November 21, 2021 01:30 am | Updated 01:30 am IST
Paan -chewers are
people of few words. When the mouth is full of paan, the words don’t come
easily; it’s either chew or speak. Unlike chewed gum which can be discreetly
discarded, chewed paan, when expelled, marks territory forever. Perverse paan -chewers may chew outdoors, but when it comes to spitting, they
prefer indoors. In a homing instinct, they will locate a tall building, avoid
the lift, huff up the staircase and squirt their mouthful in a stairway
landing, precisely in the corner. Freshly white-washed walls are open
invitations for them to splatter them red.
One jugaad solution to this problem has been
to install glazed tiles with pictures of deities. This is not foolproof, and
only shifts the spitting a few metres from the nearest picture. We sneer at
pathetic signboards saying, “Please do not spit here.” We get angry with any
sentence that contains a “do not”, and so will do just the opposite, and teach
these instruction-givers a lesson. If a smart signboard said “spit here”, with
a sand bucket placed below, we hold back our mouthful. “Why should I spit
here?” we might snort, chewing paan spitefully, and
spit somewhere else close by, rebels that we are.
Indians have always been spitting at will,
and it is basically a cultural thing. If you have to spit, you spit anywhere,
anytime; it is not a big deal. When someone talks to you with a mouthful
of paan , the suspense kills you. Has the
critical mass reached inside his mouth? When is he going to spit, and where? Is
it time to jump out of his way? And so on. This enlivens the conversation.
For years, I had never been able to catch
anyone in the act of spitting of paan in the
stairways. Then one day, I saw it happen. It was a person sweeping the stairs
in the morning in an office building I was visiting. She came over with cheeks
bulging withpaan , and squirted the juice into the
corner of the stairs casually, before I could react and stop her. I choked
back my anger, counted slowly up to 10, and then asked her why she couldn’t
spit outside the building. She controlled her anger, and looked at me like I
was a visitor from Mars. She spat out the remaining juice in her mouth in that
corner again, and said it was difficult to walk out of the building every two
minutes, just for spitting. Mystery solved.
She had a point, I thought. What have we
done for the welfare of people who come to clean the common areas? Her only
sustenance and motivation is the paan ; and where is
she supposed to spit it out, as she works stair by stair on the third or fourth
floor levels? Can we provide spittoons at all stairway landings?
In the old days, in public buildings, there
were fire buckets, filled with sand. They were there for fire safety, but only
a professional weightlifter might be able to lift a bucketful of sand and fling
it far enough into a fire without tipping over and going along with it. So,
everybody used the buckets as spittoons and ash trays — an Indian adjustment.
That bucket focused the spitting effort into one place. With the gradual
disappearance of fire buckets, the world is their spittoon.

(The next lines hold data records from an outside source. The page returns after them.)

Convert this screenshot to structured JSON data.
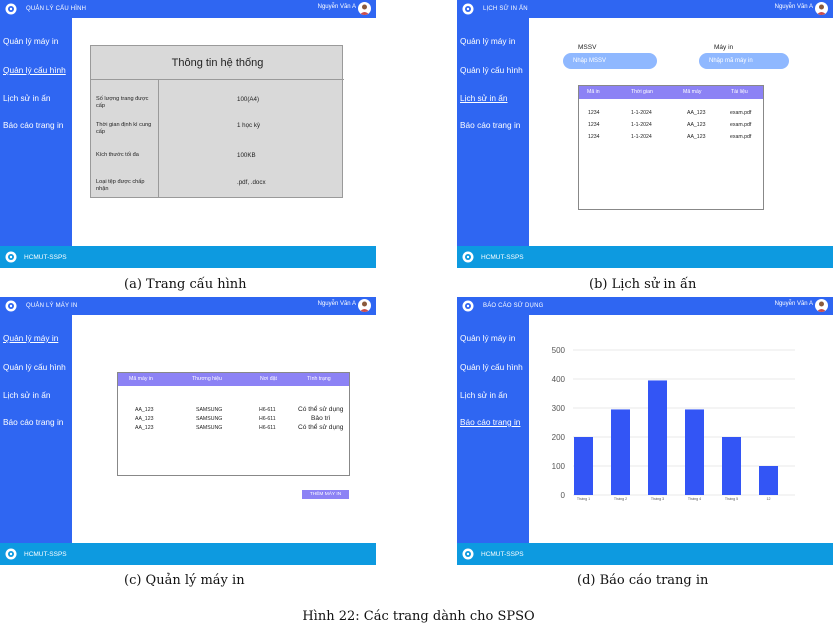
{
  "user_name": "Nguyễn Văn A",
  "app_name": "HCMUT-SSPS",
  "sidebar": {
    "items": [
      "Quản lý máy in",
      "Quản lý cấu hình",
      "Lịch sử in ấn",
      "Báo cáo trang in"
    ]
  },
  "panel_a": {
    "header_title": "QUẢN LÝ CẤU HÌNH",
    "card_title": "Thông tin hệ thống",
    "rows": [
      {
        "label": "Số lượng trang được cấp",
        "value": "100(A4)"
      },
      {
        "label": "Thời gian định kì cung cấp",
        "value": "1 học kỳ"
      },
      {
        "label": "Kích thước tối đa",
        "value": "100KB"
      },
      {
        "label": "Loại tệp được chấp nhận",
        "value": ".pdf, .docx"
      }
    ],
    "caption": "(a) Trang cấu hình"
  },
  "panel_b": {
    "header_title": "LỊCH SỬ IN ẤN",
    "mssv_label": "MSSV",
    "mssv_placeholder": "Nhập MSSV",
    "printer_label": "Máy in",
    "printer_placeholder": "Nhập mã máy in",
    "columns": [
      "Mã in",
      "Thời gian",
      "Mã máy",
      "Tài liệu"
    ],
    "rows": [
      [
        "1234",
        "1-1-2024",
        "AA_123",
        "exam.pdf"
      ],
      [
        "1234",
        "1-1-2024",
        "AA_123",
        "exam.pdf"
      ],
      [
        "1234",
        "1-1-2024",
        "AA_123",
        "exam.pdf"
      ]
    ],
    "caption": "(b) Lịch sử in ấn"
  },
  "panel_c": {
    "header_title": "QUẢN LÝ MÁY IN",
    "columns": [
      "Mã máy in",
      "Thương hiệu",
      "Nơi đặt",
      "Tình trạng"
    ],
    "rows": [
      [
        "AA_123",
        "SAMSUNG",
        "H6-611",
        "Có thể sử dụng"
      ],
      [
        "AA_123",
        "SAMSUNG",
        "H6-611",
        "Bảo trì"
      ],
      [
        "AA_123",
        "SAMSUNG",
        "H6-611",
        "Có thể sử dụng"
      ]
    ],
    "add_button": "THÊM MÁY IN",
    "caption": "(c) Quản lý máy in"
  },
  "panel_d": {
    "header_title": "BÁO CÁO SỬ DỤNG",
    "caption": "(d) Báo cáo trang in"
  },
  "chart_data": {
    "type": "bar",
    "categories": [
      "Tháng 1",
      "Tháng 2",
      "Tháng 3",
      "Tháng 4",
      "Tháng 5",
      "12"
    ],
    "values": [
      200,
      295,
      395,
      295,
      200,
      100
    ],
    "ylim": [
      0,
      500
    ],
    "yticks": [
      0,
      100,
      200,
      300,
      400,
      500
    ],
    "bar_color": "#3355f5",
    "grid": true
  },
  "figure_caption": "Hình 22: Các trang dành cho SPSO",
  "colors": {
    "primary": "#2f66f2",
    "footer": "#0d9ae0",
    "accent": "#8c82f5"
  }
}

Apart from the sweeper, there are many others
whose motivation to spit in the stairways has not been analysed, since they
evade discovery. These spit-and-run types need to come forward, or even
anonymously email their point of view, and explain why they do it, why indoors,
why on walls, and what can be done to halt their routine. Those who suggest a
workable remedy (except asking for a dedicated wall on each floor for spitting
on) may be rewarded suitably — a step towards Swachh Bharat.